Cumhurbaşkanı, ABD seyahatinde, işadamlarını, Türkiye’ye yatırım yapmaya, davet etti. Ancak, yıllardır bu tür davetler yapıldığı halde, üretimle ilgili bir yatırımın geldiğini görmedik.
Gelenler, sadece konut alanlar. Onlar da; Iraklılar, Afganistanlılar, Suriyeliler ve Suudi Arabistanlılar. Ve gittikçe azalıyorlar. (Bir milyon dolarlık alım yapanlara, vatandaşlık vaat edildiği halde.)
Asıl riskli olan durum; Türkiye’den yabancı ülkelere olan, sermaye ve beyin kaçışıdır. Zira; 2016’da, yurtdışından konut alan Türk zengin sayısı 6 bine yükseldi. (2015’te bin adet idi.) Ve Dünya’da dördüncü olduk.
Gayrimenkul dışında; şirket kurmalar, menkul alımları da söz konusu.
Barcelona, Yunanistan ve Miami ahalisi, sayemizde, daha zengin hale geliyorlar. Ülkemiz ise, gittikçe fakirleşiyor.
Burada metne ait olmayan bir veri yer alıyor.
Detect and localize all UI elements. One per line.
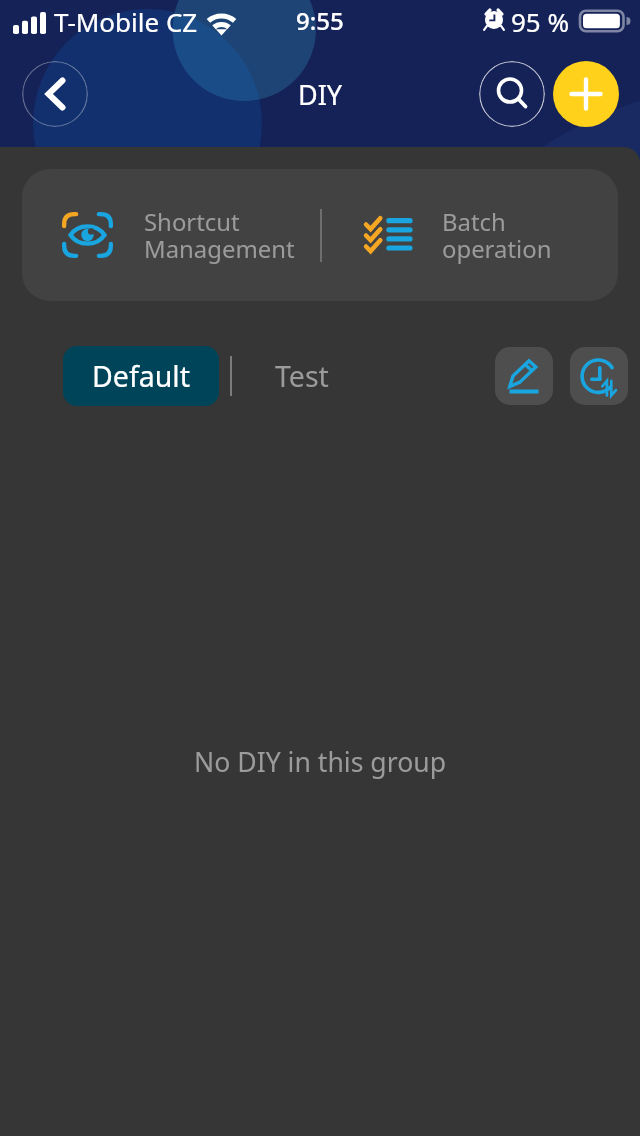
staticText: Batch operation [442,205,552,265]
staticText: DIY [298,76,343,113]
staticText: 9:55 [296,4,344,37]
button[interactable]: Back [22,61,88,127]
staticText: No DIY in this group [194,744,447,780]
staticText: 95 % [511,4,570,39]
button[interactable]: Search [479,61,545,127]
staticText: Default [92,357,190,396]
button[interactable]: Default [63,346,219,406]
staticText: T-Mobile CZ [54,4,198,39]
button[interactable]: Shortcut Management [22,169,320,301]
button[interactable]: Test [232,346,372,406]
staticText: Test [275,357,329,396]
staticText: Shortcut Management [144,205,295,265]
button[interactable]: Edit [495,347,553,405]
button[interactable]: Batch operation [322,169,552,301]
button[interactable]: History [570,347,628,405]
button[interactable]: Add [553,61,619,127]
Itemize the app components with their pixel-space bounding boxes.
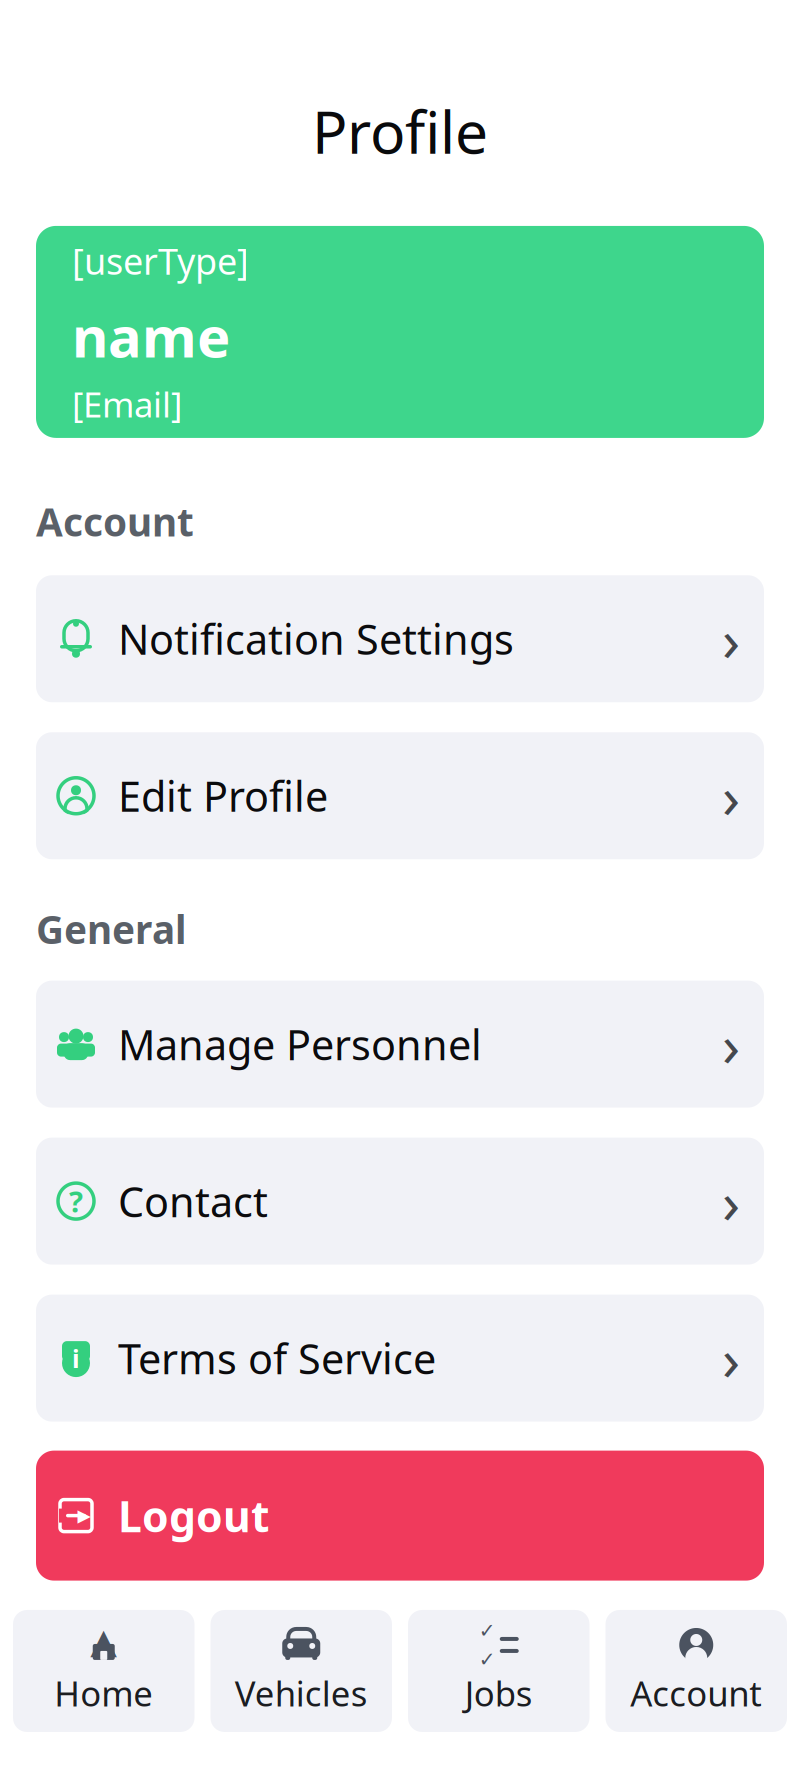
staticText: Manage Personnel [118,1017,482,1072]
staticText: Vehicles [235,1670,368,1716]
button[interactable]: Manage Personnel [36,981,764,1108]
staticText: › [722,1162,740,1240]
staticText: › [722,1005,740,1083]
staticText: Notification Settings [118,611,514,666]
staticText: ✓ [479,1648,496,1671]
staticText: ▲ [90,1621,117,1661]
button[interactable]: ▶ [36,1451,764,1581]
button[interactable]: ? [36,1138,764,1265]
button[interactable]: ▲ [13,1610,194,1732]
button[interactable]: i [36,1295,764,1422]
staticText: › [722,600,740,678]
button[interactable]: Account [606,1610,787,1732]
staticText: ✓ [479,1619,496,1642]
staticText: [Email] [72,381,182,427]
staticText: Jobs [465,1670,533,1716]
staticText: Home [54,1670,153,1716]
staticText: Profile [312,92,488,170]
staticText: Logout [118,1487,270,1544]
staticText: General [36,903,187,955]
button[interactable]: Edit Profile [36,732,764,859]
staticText: Account [630,1670,762,1716]
staticText: Contact [118,1174,268,1229]
button[interactable]: Vehicles [210,1610,392,1732]
staticText: [userType] [72,237,249,285]
staticText: ▶ [78,1506,90,1526]
staticText: i [72,1341,80,1375]
staticText: ? [69,1182,83,1221]
staticText: › [722,757,740,835]
staticText: Terms of Service [118,1331,436,1386]
button[interactable]: ✓ [408,1610,590,1732]
staticText: name [72,299,230,373]
staticText: Account [36,496,194,547]
staticText: Edit Profile [118,768,328,823]
button[interactable]: Notification Settings [36,575,764,702]
staticText: › [722,1319,740,1397]
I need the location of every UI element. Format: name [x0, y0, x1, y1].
En önemlisi ise, beyin kaçışıdır. Süper evlatlarımızın kaybedilmesidir. Bunların, kendi vatanlarına hizmet etme ortamının sağlanmamasıdır.
Özellikle, 16 Nisan referandumundan sonra, daha da hızlanan, bu kaçışlara kızamıyoruz. Zira;
1- Ülkemizde; demokrasi ve hukuk düzeni; mal ve can güvenliği; fikir, ifade, inanç, teşebbüs hürriyetleri, kalmamıştır. Tam anlamı ile baskı, tehdit, korku rejimi hakim kılınmıştır. Saraya kul olmayanların, ne zaman, nerede tutuklanacağı; mallarına el konacağı, bilinmemektedir. Fertleri koruyacak bir hukuk düzeni mevcut değildir.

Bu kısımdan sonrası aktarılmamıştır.